Of note, while often considered Japanese in origin, the roots of 5S may not be Japanese at all, but American. This would make a lot of sense since the Japanese studied much of Henry Ford’s work following the war. Ford’s “Can Do” program is strikingly similar to 5S.

  • C – Cleaning up
  • A – Arranging
  • N – Neatness
  • D – Discipline
  • O – Ongoing improvement

Origin aside, the key here isn’t to get hung up on mild semantic differences between the two frameworks, but to take note of their similarities and understand their power.

Why is 5S important?
First and foremost, 5S is so important because of the impact it has on safety. Ultimately, an organized and safe workplace is what we should all be maintaining. At its core that’s what 5S is all about.
5S also helps us identify and eliminate waste. Surprisingly, workers have found that they are more productive in decluttered and organized workspaces. This applies to anyone in any profession who works for hours in the same space and just wants things to be in its place when they need them.

The 5S principle is also known to be very beneficial due to it being very low cost and very high impact. You don’t need to invest a significant amount of money to implement 5S. In fact, you could actually even make a few bucks if you end up selling some of the things that you no longer use or need.

Carrying out 5S in the right way gets everyone in the organization involved. It doesn’t apply to just one person in particular as it has no boundaries. 5S is a good opportunity to get people to collaborate and interact with each other. The end result would be a much stronger workforce and company.

Another reason 5S is so vital is because adherence to standards is key to Kaizen and continuous improvement. So, if you can’t do 5S, you can’t do lean. In fact, 5S is a key building block for various tools and lean concepts such as one-piece flow, total productive maintenance (TPM), and the single minute exchange of dies (SMED) technique. Thus, the reason why some proclaim that ‘without 5S you can forget about the rest’.

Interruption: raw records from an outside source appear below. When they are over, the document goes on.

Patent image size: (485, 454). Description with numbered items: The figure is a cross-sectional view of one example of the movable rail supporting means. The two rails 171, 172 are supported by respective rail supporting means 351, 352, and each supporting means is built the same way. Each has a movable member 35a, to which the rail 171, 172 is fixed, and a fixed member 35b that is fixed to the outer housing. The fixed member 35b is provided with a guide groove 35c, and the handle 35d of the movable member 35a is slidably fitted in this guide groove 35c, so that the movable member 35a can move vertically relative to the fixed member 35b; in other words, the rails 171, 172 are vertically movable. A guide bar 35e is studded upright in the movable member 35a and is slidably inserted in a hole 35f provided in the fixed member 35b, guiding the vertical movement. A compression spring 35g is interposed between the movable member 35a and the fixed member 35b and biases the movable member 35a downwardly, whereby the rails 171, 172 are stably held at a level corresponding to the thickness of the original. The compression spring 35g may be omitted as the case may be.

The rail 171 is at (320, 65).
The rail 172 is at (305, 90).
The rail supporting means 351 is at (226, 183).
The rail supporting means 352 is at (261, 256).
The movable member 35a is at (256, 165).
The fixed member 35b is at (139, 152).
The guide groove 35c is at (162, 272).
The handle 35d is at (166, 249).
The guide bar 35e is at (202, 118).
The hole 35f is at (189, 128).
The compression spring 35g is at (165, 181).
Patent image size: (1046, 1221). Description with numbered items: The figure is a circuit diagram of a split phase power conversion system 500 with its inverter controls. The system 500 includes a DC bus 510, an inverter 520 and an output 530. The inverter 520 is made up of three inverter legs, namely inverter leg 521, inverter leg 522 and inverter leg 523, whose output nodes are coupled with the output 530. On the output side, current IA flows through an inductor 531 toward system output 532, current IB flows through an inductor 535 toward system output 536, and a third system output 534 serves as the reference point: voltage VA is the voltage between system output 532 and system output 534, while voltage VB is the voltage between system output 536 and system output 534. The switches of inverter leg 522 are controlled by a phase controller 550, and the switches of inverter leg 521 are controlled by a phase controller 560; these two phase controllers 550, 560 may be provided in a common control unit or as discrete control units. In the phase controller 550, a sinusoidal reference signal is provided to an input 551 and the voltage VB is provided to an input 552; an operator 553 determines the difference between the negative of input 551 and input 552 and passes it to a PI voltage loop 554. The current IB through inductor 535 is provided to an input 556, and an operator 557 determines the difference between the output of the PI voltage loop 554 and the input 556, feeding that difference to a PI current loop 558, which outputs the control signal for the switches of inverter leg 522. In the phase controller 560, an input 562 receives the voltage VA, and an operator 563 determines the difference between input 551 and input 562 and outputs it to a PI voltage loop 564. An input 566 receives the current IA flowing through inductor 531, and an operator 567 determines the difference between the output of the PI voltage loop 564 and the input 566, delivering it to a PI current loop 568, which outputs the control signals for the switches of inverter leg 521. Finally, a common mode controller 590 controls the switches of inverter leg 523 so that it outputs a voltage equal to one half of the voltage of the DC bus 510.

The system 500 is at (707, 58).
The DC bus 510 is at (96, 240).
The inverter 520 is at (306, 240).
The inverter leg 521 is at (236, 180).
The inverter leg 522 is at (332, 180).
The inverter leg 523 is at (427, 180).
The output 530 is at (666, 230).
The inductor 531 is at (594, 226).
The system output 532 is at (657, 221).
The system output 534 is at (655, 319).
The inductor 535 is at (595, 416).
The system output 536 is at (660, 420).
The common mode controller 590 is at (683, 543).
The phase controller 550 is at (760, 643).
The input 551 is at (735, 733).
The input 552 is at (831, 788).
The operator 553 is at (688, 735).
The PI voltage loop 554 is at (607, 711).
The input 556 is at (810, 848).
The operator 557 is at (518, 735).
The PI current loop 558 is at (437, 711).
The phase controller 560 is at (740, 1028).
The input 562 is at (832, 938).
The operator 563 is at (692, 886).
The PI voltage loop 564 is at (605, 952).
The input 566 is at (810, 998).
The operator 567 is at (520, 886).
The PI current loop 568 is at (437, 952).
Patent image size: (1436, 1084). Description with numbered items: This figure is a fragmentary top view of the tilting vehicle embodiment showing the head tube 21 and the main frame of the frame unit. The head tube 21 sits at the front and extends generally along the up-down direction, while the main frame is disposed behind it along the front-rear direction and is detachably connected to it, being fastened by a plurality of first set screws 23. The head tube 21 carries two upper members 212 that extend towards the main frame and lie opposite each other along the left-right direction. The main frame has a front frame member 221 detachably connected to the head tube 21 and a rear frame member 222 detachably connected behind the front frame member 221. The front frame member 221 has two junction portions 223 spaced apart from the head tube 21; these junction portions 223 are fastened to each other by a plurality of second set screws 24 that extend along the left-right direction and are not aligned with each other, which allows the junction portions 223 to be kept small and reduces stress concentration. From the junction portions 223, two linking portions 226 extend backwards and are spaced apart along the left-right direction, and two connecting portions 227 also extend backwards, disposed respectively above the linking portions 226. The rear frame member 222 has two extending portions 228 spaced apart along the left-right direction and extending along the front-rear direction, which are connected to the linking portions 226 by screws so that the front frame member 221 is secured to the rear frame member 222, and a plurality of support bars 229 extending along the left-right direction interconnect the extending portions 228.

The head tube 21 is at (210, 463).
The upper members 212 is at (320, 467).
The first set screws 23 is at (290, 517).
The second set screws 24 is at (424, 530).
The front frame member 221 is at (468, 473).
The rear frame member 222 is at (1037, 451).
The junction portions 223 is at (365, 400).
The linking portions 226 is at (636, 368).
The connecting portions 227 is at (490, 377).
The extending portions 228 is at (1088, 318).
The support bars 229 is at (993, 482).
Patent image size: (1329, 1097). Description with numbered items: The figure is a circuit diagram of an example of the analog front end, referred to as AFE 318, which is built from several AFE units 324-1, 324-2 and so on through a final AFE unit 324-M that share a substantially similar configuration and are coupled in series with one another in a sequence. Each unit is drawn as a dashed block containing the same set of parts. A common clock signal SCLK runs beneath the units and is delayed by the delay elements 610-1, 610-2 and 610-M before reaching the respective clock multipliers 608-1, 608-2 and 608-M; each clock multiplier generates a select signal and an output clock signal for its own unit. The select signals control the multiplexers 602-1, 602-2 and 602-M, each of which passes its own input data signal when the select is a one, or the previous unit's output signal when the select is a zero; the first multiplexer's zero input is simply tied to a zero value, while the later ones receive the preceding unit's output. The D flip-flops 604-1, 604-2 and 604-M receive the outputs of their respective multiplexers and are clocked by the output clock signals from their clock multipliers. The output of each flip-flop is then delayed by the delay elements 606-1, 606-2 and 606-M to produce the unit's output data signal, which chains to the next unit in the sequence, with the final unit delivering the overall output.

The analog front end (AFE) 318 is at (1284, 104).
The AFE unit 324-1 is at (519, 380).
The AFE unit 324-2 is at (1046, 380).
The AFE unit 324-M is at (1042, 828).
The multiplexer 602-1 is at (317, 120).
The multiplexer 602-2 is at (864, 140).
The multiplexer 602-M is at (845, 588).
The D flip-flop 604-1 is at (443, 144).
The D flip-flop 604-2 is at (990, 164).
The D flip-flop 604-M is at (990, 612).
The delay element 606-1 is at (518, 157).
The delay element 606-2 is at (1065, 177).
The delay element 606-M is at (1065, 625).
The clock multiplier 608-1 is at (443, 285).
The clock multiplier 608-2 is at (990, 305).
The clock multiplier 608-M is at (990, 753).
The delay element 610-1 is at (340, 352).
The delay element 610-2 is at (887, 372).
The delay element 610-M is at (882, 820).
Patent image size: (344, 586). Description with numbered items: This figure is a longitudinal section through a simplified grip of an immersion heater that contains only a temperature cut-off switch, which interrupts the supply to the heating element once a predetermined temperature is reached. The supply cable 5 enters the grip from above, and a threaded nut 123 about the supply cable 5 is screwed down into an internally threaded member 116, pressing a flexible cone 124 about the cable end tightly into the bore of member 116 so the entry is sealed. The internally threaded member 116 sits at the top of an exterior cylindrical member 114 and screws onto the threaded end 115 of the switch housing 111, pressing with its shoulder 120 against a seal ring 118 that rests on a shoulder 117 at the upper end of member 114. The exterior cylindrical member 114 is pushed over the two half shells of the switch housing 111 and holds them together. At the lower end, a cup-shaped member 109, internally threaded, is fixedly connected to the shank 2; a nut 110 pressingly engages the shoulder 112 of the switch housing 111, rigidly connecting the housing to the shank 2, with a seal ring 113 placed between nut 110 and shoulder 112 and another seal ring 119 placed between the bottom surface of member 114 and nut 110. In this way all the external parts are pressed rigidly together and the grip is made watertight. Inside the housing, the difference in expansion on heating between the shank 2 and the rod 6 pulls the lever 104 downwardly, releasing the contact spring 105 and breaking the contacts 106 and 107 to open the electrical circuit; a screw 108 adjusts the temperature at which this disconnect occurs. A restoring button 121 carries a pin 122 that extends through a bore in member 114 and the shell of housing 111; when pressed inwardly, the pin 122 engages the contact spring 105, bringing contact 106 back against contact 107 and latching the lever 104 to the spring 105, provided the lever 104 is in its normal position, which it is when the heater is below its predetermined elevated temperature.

The 10 Commandments of Lean

  • Step 1: Sort Out
    Often referred to as just “sort”, unfortunately, this step is frequently misunderstood to mean arranging. Adding “out” to the end helps remind us what the real purpose of the step is which is to “sort out” or rid ourselves of the things we no longer need or use. Obviously, this poses a huge problem for many of us because we are often so attached to the things that we have. However, the key concept that must be understood is that holding on to unnecessary items such as old inventory only contributes to (physical and mental) clutter and disorganization. So, don’t hold on and just let go.
  • Step 2: Straighten
    After ridding yourself of unnecessary clutter, next you need to straighten, or organize what’s left so that that everything that remains has a designated place and is maintained in that place. Organizing drawers, and workbenches with shelves computer folders, and work benches so will span will help you determine if something is missing. This will give you the chance to look for the item or replace it if needed.
  • Step 3: Sweep
    This is also sometimes called shine. Many people often misunderstand sweep or shine to simply refer to the act of cleaning or tidying up. However, there’s much more to this principle. It’s much better to think of sweep as “cleaning to inspect” or searching for mess that needs to be cleaned for good. That is, you find yourself cleaning up the same mess frequently, you should seek to uncover the source of the mess or disorder and eliminate it. By doing so you not only save yourself from cleaning the mess in the future but may even improve efficiencies elsewhere.
  • Step 4: Standardize
    The purpose of this step is to define standards so that they systematically call attention to abnormalities when they occur. Checklists and audits are powerful tools in this effort. Keep things simple though so people will find it easy to comply. A good thing to remember is to leave things better than you found it. Think of ways to standardize your company and how this would fit in.
  • Step 5: Self-Discipline (or Sustain)

    Ultimately, none of our efforts up to this point will matter if we don’t sustain them. That requires self-discipline or doing without being told. The key to this step is to proactively apply positive tension or accountability. If you want to sustain your 5S improvements, it must be clear to everyone what the standards for behavior are moving forward and everyone must hold themselves to those standards. Positive tension empowers people in your organization to call attention to abnormalities, without hesitation. No tension will blind you from seeing the underlying issues and it may be too late when you realize the damage that has been done.

    Undeniably, there are many benefits when you follow 5S improvements. 5S is a powerful and timeless tool for driving continuous improvement in any organization or sphere of life. 5S is also just as powerful in personal development.